The plaintiff and defendant was ere law partners in a three-person firm (the Firm). Connors was a long-time Firm client.
When the Firm disbanded, a major sticking point was fees owed the Firm by Connors for previous services. Defendant believed the fees were his (since Connors was originally his client) while the other Firm members viewed the Connors fees owed to the Firm.
After more than a decade of litigation, Connors paid nearly $11 million to the Firm. Defendant received nearly $7 million, while a former Firm partner got about $4M.
Plaintiff sued to impose a constructive trust over a portion of the $7 million in fees recovered by defendant because plaintiff believed defendant misled him concerning the amounts owed from the tennis great.
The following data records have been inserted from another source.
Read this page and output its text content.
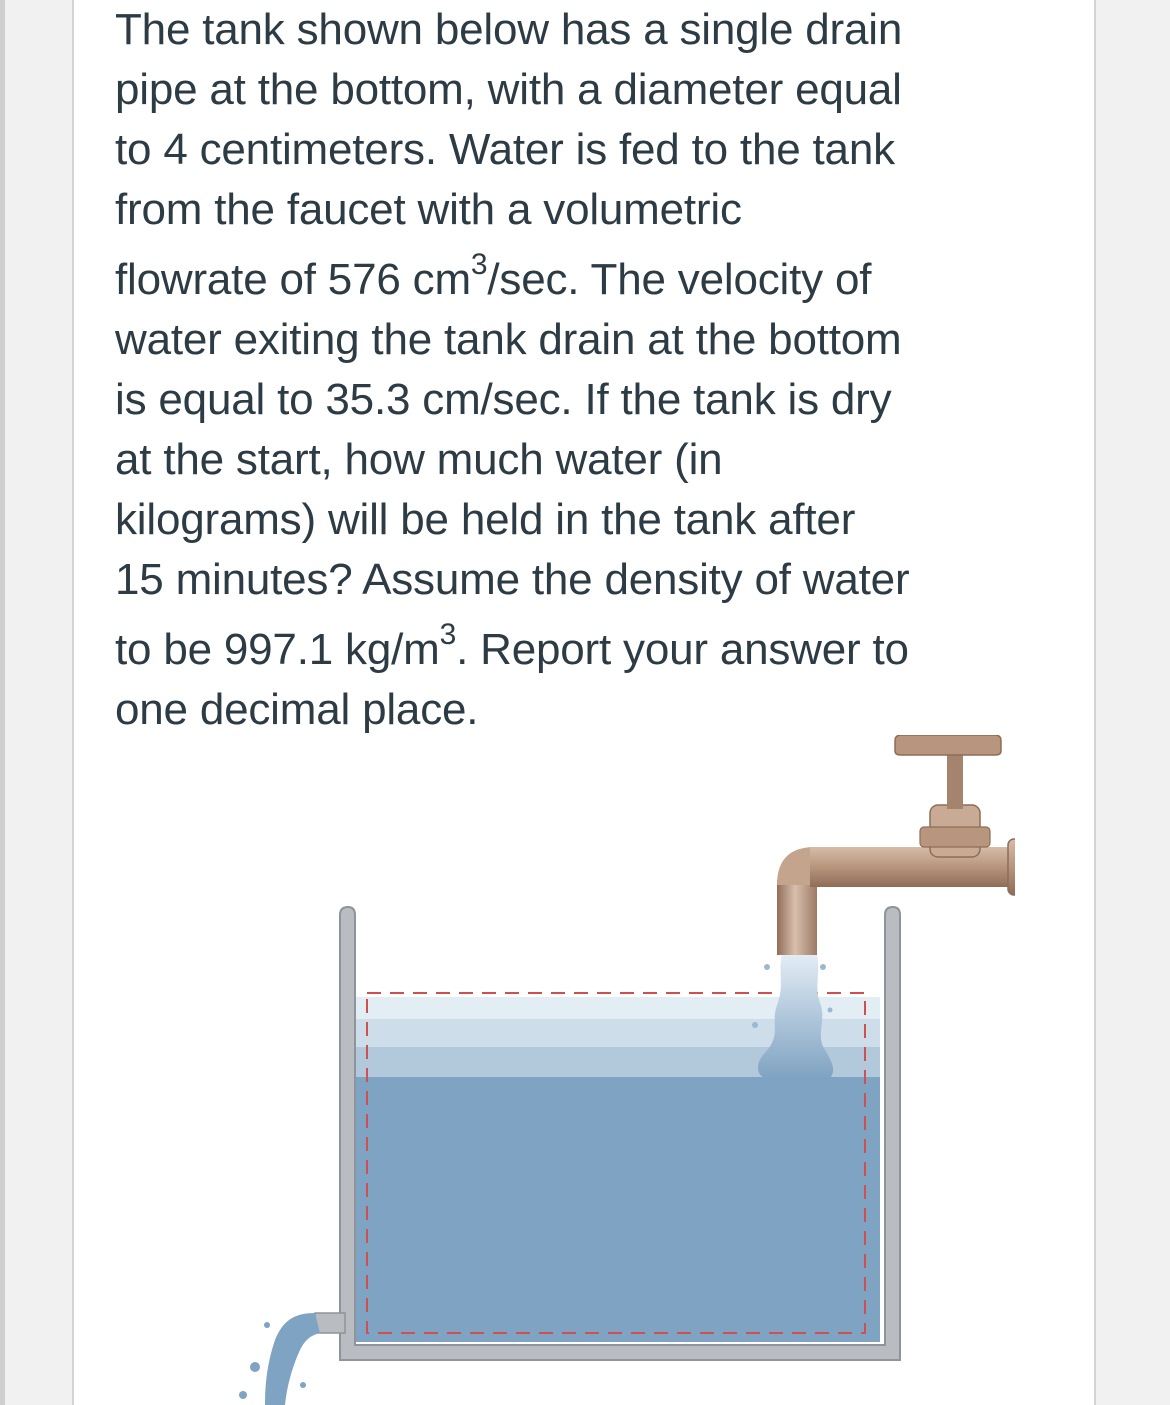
The tank shown below has a single drain

pipe at the bottom, with a diameter equal

to 4 centimeters. Water is fed to the tank

from the faucet with a volumetric

flowrate of 576 $cm^3/\sec$. The velocity of

water exiting the tank drain at the bottom

is equal to 35.3 cm/sec. If the tank is dry

at the start, how much water (in

kilograms) will be held in the tank after

15 minutes? Assume the density of water

to be 997.1 $kg/m^3$. Report your answer to

one decimal place.
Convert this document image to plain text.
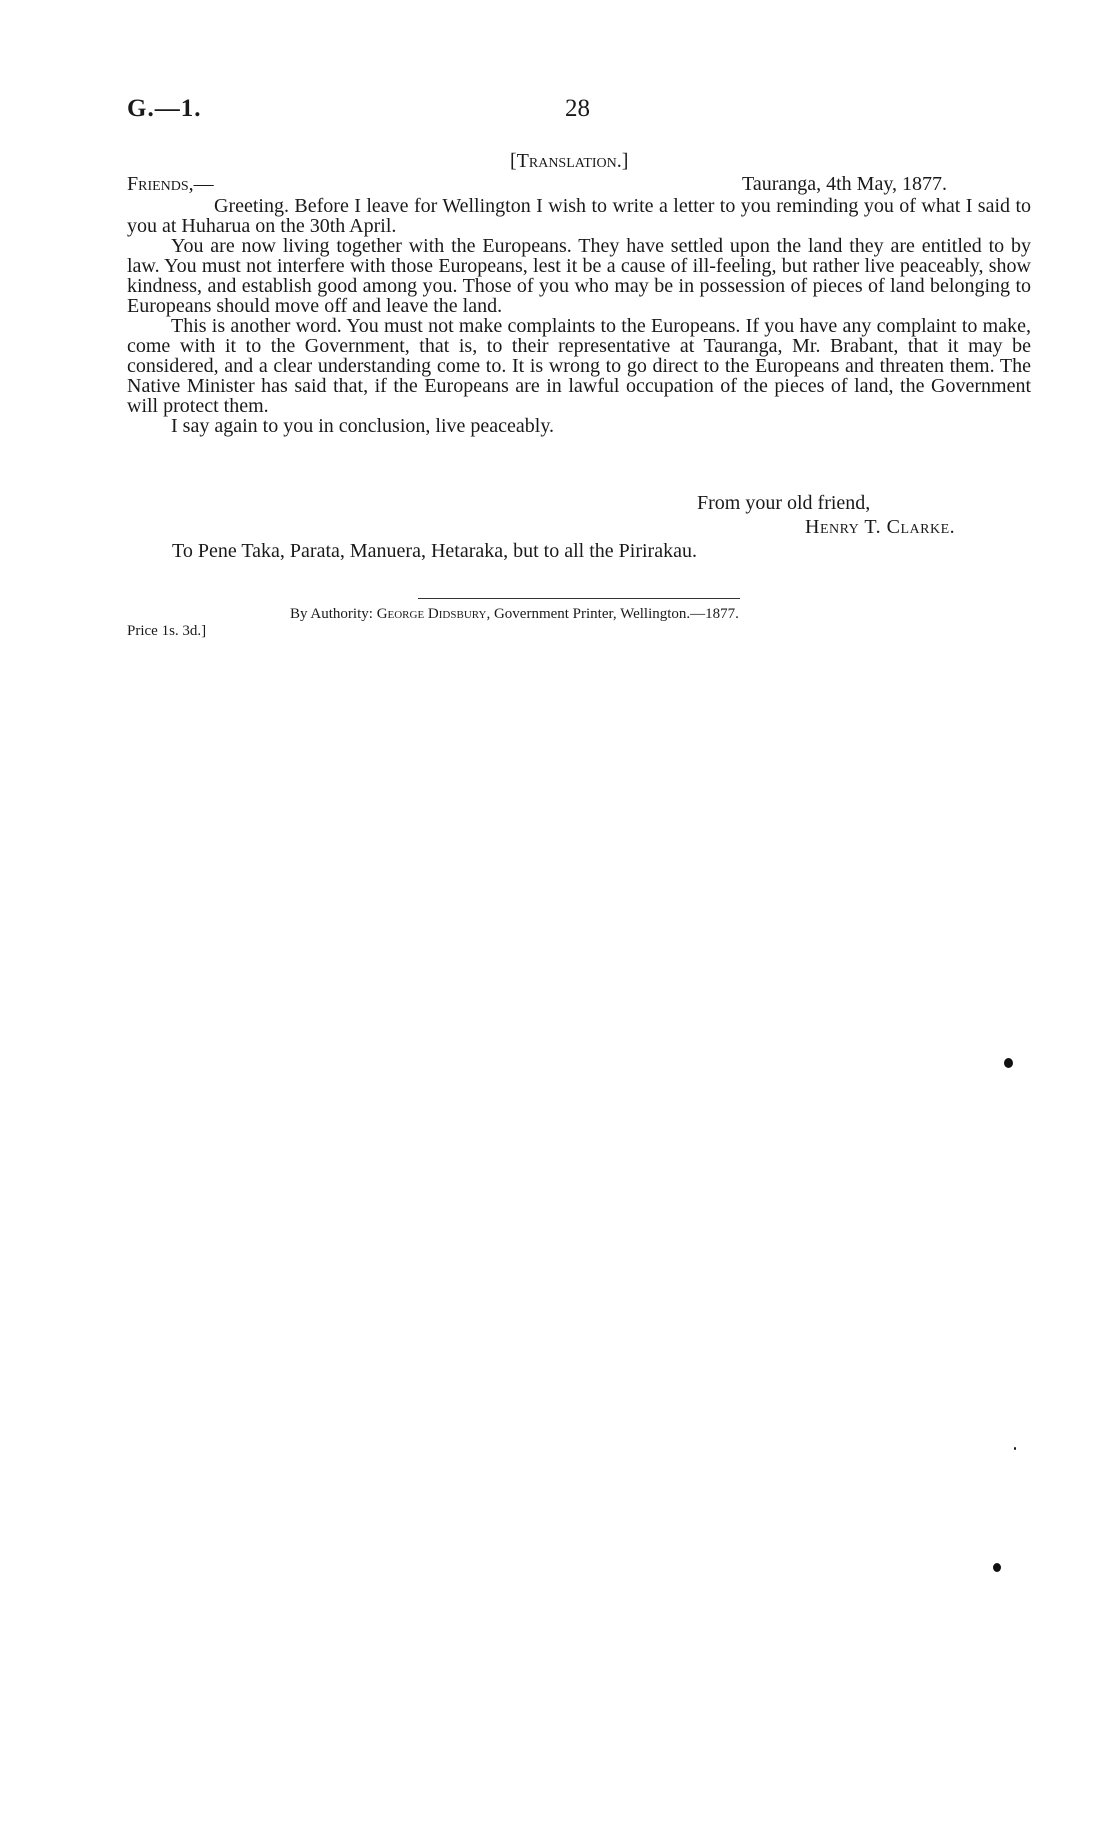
G.—1.	28
[Translation.]
Friends,—	Tauranga, 4th May, 1877.

Greeting. Before I leave for Wellington I wish to write a letter to you reminding you of what I said to you at Huharua on the 30th April.

You are now living together with the Europeans. They have settled upon the land they are entitled to by law. You must not interfere with those Europeans, lest it be a cause of ill-feeling, but rather live peaceably, show kindness, and establish good among you. Those of you who may be in possession of pieces of land belonging to Europeans should move off and leave the land.

This is another word. You must not make complaints to the Europeans. If you have any complaint to make, come with it to the Government, that is, to their representative at Tauranga, Mr. Brabant, that it may be considered, and a clear understanding come to. It is wrong to go direct to the Europeans and threaten them. The Native Minister has said that, if the Europeans are in lawful occupation of the pieces of land, the Government will protect them.

I say again to you in conclusion, live peaceably.

From your old friend,
Henry T. Clarke.
To Pene Taka, Parata, Manuera, Hetaraka, but to all the Pirirakau.
By Authority: George Didsbury, Government Printer, Wellington.—1877.
Price 1s. 3d.]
After a three-week bench trial, the Court entered judgment in plaintiff’s favor and imposed a constructive trust on the fees and awarded plaintiff more than $1.64 million – an amount equal to 25% of the Connors fees paid to defendanT.
Held: trial court reversed. Plaintiff’s suit is time-barred.
Plaintiff’s suit was barred by the five-year statute of limitations governing breach of fiduciary duty claims.
Code Section 13-205’s five-year limitations period governs constructive trust and fiduciary duty claims. ¶ 60, 735 ILCS 5/13-205. A statute of limitations starts running when the cause of action accrues (when facts exist which authorize bringing the action).
The “discovery rule” tolls (stops) the running of a limitations period until an injured plaintiff knows or should know he has been injured.
Fraudulent concealment of a claim also tolls the limitations period. ¶ 61. In “passive” concealment cases, the plaintiff must show that defendant concealed a material fact that he was under a duty to disclose. ¶ 63. However, a plaintiff who knows he has been injured has a duty to investigate further and the limitations period will run when the plaintiff is put on “inquiry notice.” A plaintiff doesn’t have to know the full extent of his injuries before the statutory clocks start ticking.
In reversing the plaintiff’s judgment, the 5th District found the plaintiff was on inquiry notice as early as 2004 (when he admittedly first learned of an aborted stock transfer that would have netted the Firm millions) but didn’t sue until 2010. Since plaintiff missed the five-year limitations period, his suit was too late.
The Court also rejected plaintiff’s fiduciary duty argument: that since defendant owed plaintiff a fiduciary duty as a former law partner, it relaxed the limitations period. The Court disagreed. It held that while a fiduciary relationship may excuse an initial failure to investigate, it won’t lengthen the time to sue where a plaintiff knows of possible wrongdoing and fails to act on it. ¶¶ 70-71.
Afterwords: This case illustrates the harsh results for litigants who sits on their rights. While a fiduciary relationship can bolster a fraudulent concealment argument and toll a limitations period, if facts exist that should put a reasonable person on inquiry notice of a wrongful act, the limitations period will run from the date of that notice.